Showing posts with label donors. Show all posts
Showing posts with label donors. Show all posts

Friday, September 20, 2013

IN the NEWS: Obesity and organ donation

Obese uremic patients might be the next wave of patients that nephrologists will face. A recent editorial in NDT highlights this epidemic that we are starting to see. Transplantation becomes a challenge in that setting as well. But what about donors? Where is the cut off and what are centers doing?

A recent study published in Clin Transplantation presents their data on a single center looking at obese donors. Of the 104 donors that the center evaluated in that time frame, only 18% had a normal body mass index (BMI) of <25.  Over 80% of the donors spanned the overweight to morbidly obese classifications. There were a total of 23 donors (22%) who were considered moderately and morbidly obese (BMI >35).
Of these, only three (13%) succeeded at losing weight and donating.

Some key points:
1. Only 18% had normal BMI!!!! ( hence most donors are in the overweight to obese spectrum)
2. Cut off for BMI at many centers vary, some have 35 for donors and some have 30( which would turn away even more donors)
3.Given national trend of obesity, this is going to get even more worrisome.
4.Follow ups: Six-month follow-up of obese donors post donation
did not show a significant difference  between obese donors and their non-obese counterparts
with respect to estimated glomerular filtration rate or creatinine from baseline in one study.
5.Another study showed that obesity at the time of donation was associated with dyslipidemia and hypertension, two important cardiovascular risk factors, although they were not found to be exacerbated by donation.
6.Obesity may be a frequent barrier to living kidney donation, directly leading to exclusion as a potential kidney donor in about one in five instances. Successful weight loss leading to donation appears to be infrequent, suggesting need to address obesity in the donor population.

Thursday, November 15, 2012

Donor evaluation and follow ups- a new ruling!

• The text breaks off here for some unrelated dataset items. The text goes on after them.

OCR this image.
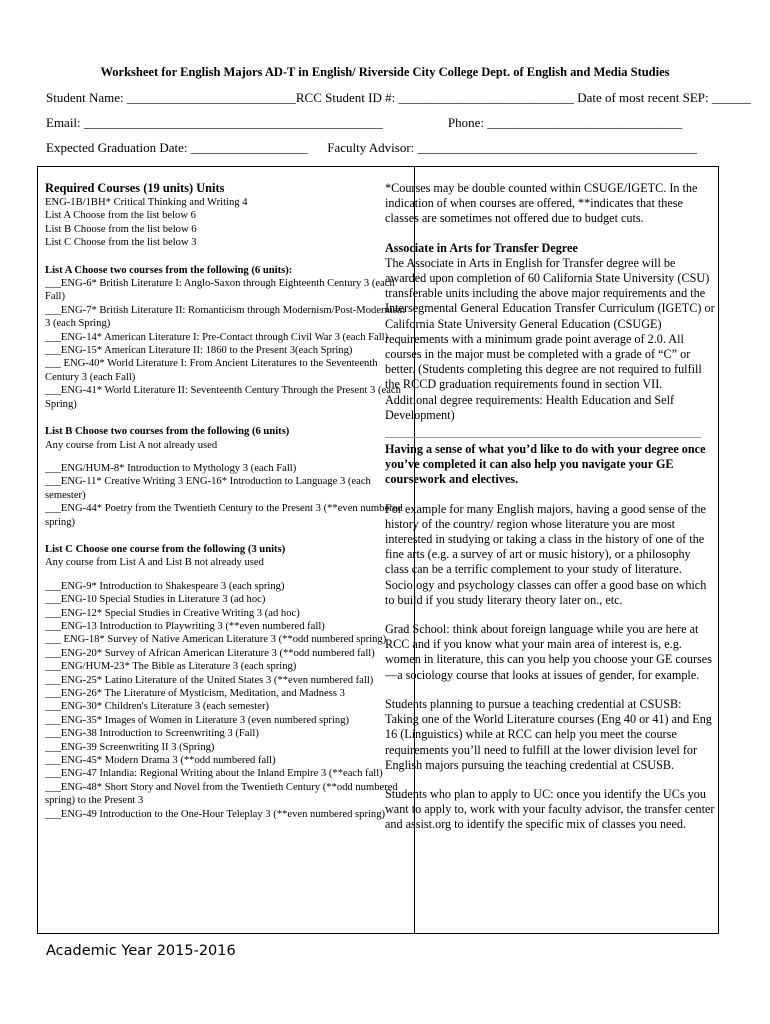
Worksheet for English Majors AD-T in English/ Riverside City College Dept. of English and Media Studies
Student Name: __________________________RCC Student ID #: ___________________________ Date of most recent SEP: ______
Email: ______________________________________________                    Phone: ______________________________
Expected Graduation Date: __________________      Faculty Advisor: ___________________________________________
Required Courses (19 units) Units

ENG-1B/1BH* Critical Thinking and Writing 4

List A Choose from the list below 6

List B Choose from the list below 6

List C Choose from the list below 3

List A Choose two courses from the following (6 units):

___ENG-6* British Literature I: Anglo-Saxon through Eighteenth Century 3 (each Fall)

___ENG-7* British Literature II: Romanticism through Modernism/Post-Modernism 3 (each Spring)

___ENG-14* American Literature I: Pre-Contact through Civil War 3 (each Fall)

___ENG-15* American Literature II: 1860 to the Present 3(each Spring)

___ ENG-40* World Literature I: From Ancient Literatures to the Seventeenth Century 3 (each Fall)

___ENG-41* World Literature II: Seventeenth Century Through the Present 3 (each Spring)

List B Choose two courses from the following (6 units)

Any course from List A not already used

___ENG/HUM-8* Introduction to Mythology 3 (each Fall)

___ENG-11* Creative Writing 3 ENG-16* Introduction to Language 3 (each semester)

___ENG-44* Poetry from the Twentieth Century to the Present 3 (**even numbered spring)

List C Choose one course from the following (3 units)

Any course from List A and List B not already used

___ENG-9* Introduction to Shakespeare 3 (each spring)

___ENG-10 Special Studies in Literature 3 (ad hoc)

___ENG-12* Special Studies in Creative Writing 3 (ad hoc)

___ENG-13 Introduction to Playwriting 3 (**even numbered fall)

___ ENG-18* Survey of Native American Literature 3 (**odd numbered spring)

___ENG-20* Survey of African American Literature 3 (**odd numbered fall)

___ENG/HUM-23* The Bible as Literature 3 (each spring)

___ENG-25* Latino Literature of the United States 3 (**even numbered fall)

___ENG-26* The Literature of Mysticism, Meditation, and Madness 3

___ENG-30* Children's Literature 3 (each semester)

___ENG-35* Images of Women in Literature 3 (even numbered spring)

___ENG-38 Introduction to Screenwriting 3 (Fall)

___ENG-39 Screenwriting II 3 (Spring)

___ENG-45* Modern Drama 3 (**odd numbered fall)

___ENG-47 Inlandia: Regional Writing about the Inland Empire 3 (**each fall)

___ENG-48* Short Story and Novel from the Twentieth Century (**odd numbered spring) to the Present 3

___ENG-49 Introduction to the One-Hour Teleplay 3 (**even numbered spring)

*Courses may be double counted within CSUGE/IGETC. In the indication of when courses are offered, **indicates that these classes are sometimes not offered due to budget cuts.

Associate in Arts for Transfer Degree

The Associate in Arts in English for Transfer degree will be awarded upon completion of 60 California State University (CSU) transferable units including the above major requirements and the Intersegmental General Education Transfer Curriculum (IGETC) or California State University General Education (CSUGE) requirements with a minimum grade point average of 2.0. All courses in the major must be completed with a grade of “C” or better. (Students completing this degree are not required to fulfill the RCCD graduation requirements found in section VII. Additional degree requirements: Health Education and Self Development)

Having a sense of what you’d like to do with your degree once you’ve completed it can also help you navigate your GE coursework and electives.

For example for many English majors, having a good sense of the history of the country/ region whose literature you are most interested in studying or taking a class in the history of one of the fine arts (e.g. a survey of art or music history), or a philosophy class can be a terrific complement to your study of literature. Sociology and psychology classes can offer a good base on which to build if you study literary theory later on., etc.

Grad School: think about foreign language while you are here at RCC and if you know what your main area of interest is, e.g. women in literature, this can you help you choose your GE courses—a sociology course that looks at issues of gender, for example.

Students planning to pursue a teaching credential at CSUSB: Taking one of the World Literature courses (Eng 40 or 41) and Eng 16 (Linguistics) while at RCC can help you meet the course requirements you’ll need to fulfill at the lower division level for English majors pursuing the teaching credential at CSUSB.

Students who plan to apply to UC: once you identify the UCs you want to apply to, work with your faculty advisor, the transfer center and assist.org to identify the specific mix of classes you need.

Academic Year 2015-2016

How do most kidney donor's do long term? Studies have shown that donors actually do better than normal population. Certain risks have been identified. Racial disparities also have been found. A recent New York Times posting discusses the advent of the donor follow up structure to me more strict. A better safe guard system, making sure the risks of donation are discussed with all donors and appropriate follow up for certain period of time were things that were discussed. Although long-term data on the donor evaluation is scarce, few living kidney donors are thought to suffer lasting physical or psychological effects. .The Organ Procurement Transplant Network/United Network for Organ Sharing (OPTN/UNOS) has increased the amount of data collected before and after donation and increased the duration of donor follow-up to 2 years, yet there is evidence that reporting is incomplete. A recent article from the Mt Sinai transplant center argued that the US government must provide funding to support a donor follow-up registry that can allow for meaningful and valid conclusions on how we are doing as a community for our donors. Based on the new policy discussed in the NY times article

1.       By 2015, transplant programs will have to report thorough clinical information on at least 80 percent of donors and lab results on at least 70 percent. The requirements phase in at lower levels for the next two years.Dr. Stuart M. Currently 9 of 10 hospitals would currently not meet the new requirement.
2.       The medical and psychological screenings that hospitals must be conducted for potential donors. ( this is usually done internally at most centers although may not be uniform)
3.       The new policies also require that hospitals appoint an independent advocate to counsel and represent donors, and that donors receive detailed information in advance about medical, psychological and financial risks. ( Donor Nephrologists and teams usually have separate meetings from the recipient evaluations and this is likely done at most centers but probably not standardized)
Perhaps these regulations and rules will make the process safer and better for our donors. 

Monday, May 14, 2012

IN THE NEWS: OBESITY and ORGAN POOL DONATION




Besides causing many other problems, obesity is leading to 

Sunday, July 31, 2011

In the News: CDC recommendations for Prevention and Screening of HIV infection in potential Organ Donors

The most recent CDC recs for the prevention and screening of HIV infection in potential living donors are as follows:
1. Initial screening should be done in all donors.
2. All donors should have repeat testing with a combination of HIV serologic test and HIV NAT as close to organ donation as feasible but no longer than 7 days preceding organ donation.
3. All donors have to be advised on behaviors that could be putting them at risk for HIV infection.
4. For living donors with high risk: specific counseling might be needed one on one basis.
5. Available testing cannot completely eliminate the risk of transmission and all have to be aware.

Ref:

Thursday, July 28, 2011

Live from the consensus conference on "Optimal Testing of Live Donors to Prevent Transmission of Infectious Diseases"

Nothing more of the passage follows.